Function override and overload in C++ and Delphi
Spacesoft【Dark Night Sand】
In object-oriented programming, when the subclass continues the functions from the base class, the subclass may need to deal with some of the functions differently from the base class, such as:
class CHuman
{
public:
void SayMyName()//Print out the object's name
{
cout << Hi, I am a human << endl;
}
};
Then it is obvious, if its subclass has a function SayMyName with the same name, same parameter and return value (one sentence, the same function), which function will it call? For example, there is a class CMark now
class CMark: public CHuman
{
public:
void SayMyName()
{
cout << Hi, I am mark << endl;
}
};
Then we have to ask, the following program segment:
CHuman *pH = new CMark;
if (pH)
pH->SayMyName();
else
cout << cast error! << endl;
delete pH;
pH = NULL;
Is the Hi, I am mark we want to print out?
no. It outputs Hi, I am a human. It's awful, and when we point at a person and ask him to say his name, he tells us that he is "a person" rather than saying his name. The reason for this problem is that pointing to the public derived class with the base class pointer, you can access the member functions of the derived class that continue from the base class. But if there are functions with the same name in the derived class, the result is still accessing the function of the same name of the base class, rather than the function of the derived class itself. In fact, what we want is to determine which of these functions of the same name should be called by the real type of an object, that is, such a resolution is dynamic. Or we can say that when an object is a subtype, its implementation of the same name in the subclass overrides the implementation of the base class.
Let's start with C++'s handling of this problem.
This is a typical example of polymorphism in C++. C++ uses virtual functions to implement such polymorphism. To be specific, it is to use virtual key words to describe the function as a virtual function. In the previous example, it should be declared as:
class CHuman
{
public:
virtual void SayMyName()//Print out the object's name
{
cout << Hi, I am a human << endl;
}
};
In this way, other codes are still the same, but our CMark already knows how to say its name. It doesn't matter whether the SayMyName() function of CMark has added a virtual key word, because according to the provisions of C++ syntax, because it overrides the CHuman function of the same name, it becomes virtual itself. As for why a virtual key word has such a magical effect? C++ FAQ Lite explains this as follows: In C++, "virtual member functions are dynamically determined (at runtime). That is, member functions (at runtime) are dynamically selected, and the selection is based on the type of the object. , not the type of pointer/reference to that object". So our pH finds that it actually points to an object of type CMark, not the CHuman declared by its own type, so it cleverly calls CMark's SayMyName.

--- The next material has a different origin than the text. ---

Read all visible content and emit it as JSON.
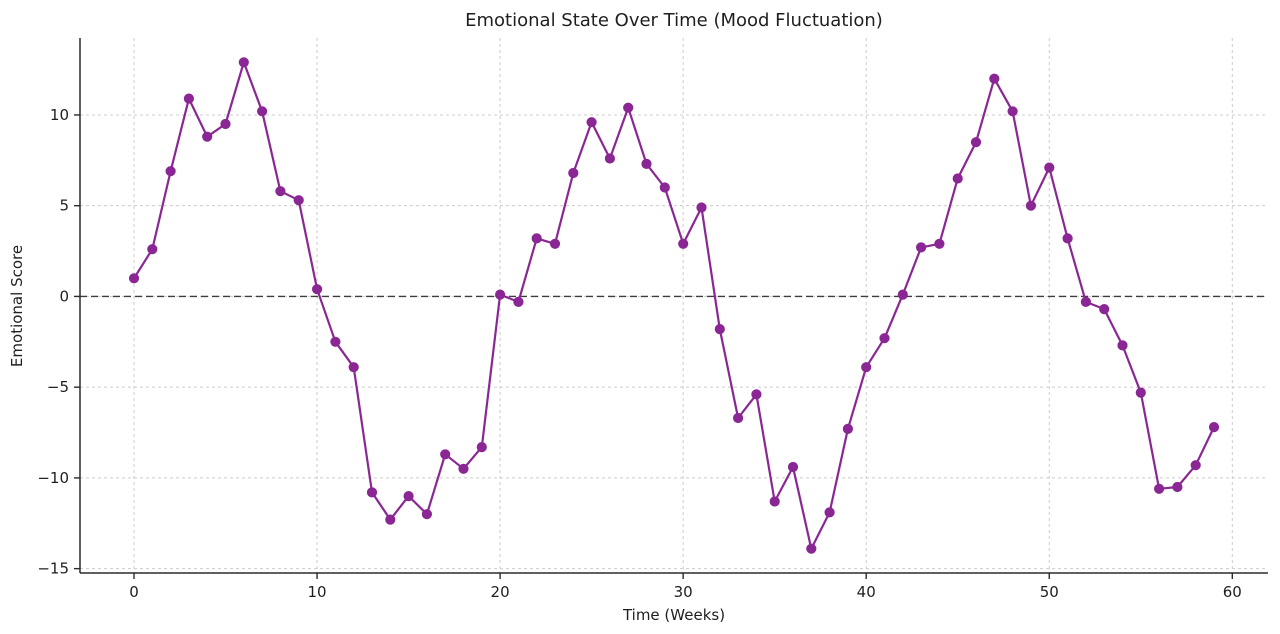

Delphi uses override key words to illustrate function overrides. The overwritten function must be virtual or dynamic, that is, the function should contain one of these two indicators when declared, such as:
PRocedure Draw; virtual;
When you need to override, you just need to redeclare it with the override indicator in the subclass.
procedure Draw; override;
Syntactically, declarations as virtual and dynamic are equivalent. The difference is that the former optimizes speed in implementation, while the latter optimizes code size.
What if both the base class and the subclass contain the same function name and parameter, and the override indicator is not added to the subclass? This is also syntactically correct. This means that the function implementation of the subclass's function hides the base class's implementation, although both exist in the derived class. Then let’s go back to the situation shown in the first example at the beginning of this article: When we point to a person and ask him to say his own name, he tells us that he is "a person", rather than saying his own name.
It is worth noting that unlike the overloading function and overloading function that we often call overloading in C++, in Delphi, only overloading is what we usually call overloading. The overloaded function still exists, and the parameters are used to determine which implementation is called. Of course, when the function dropped overload is the same as the function parameters of the base class, the implementation of the base class is hidden, just like the one mentioned above. Override means making the overwritten function invisible and indeed overwrite, and the original implementation will disappear. For this reason, many articles and even some books have mistakenly translated override into overload, which I think is not appropriate.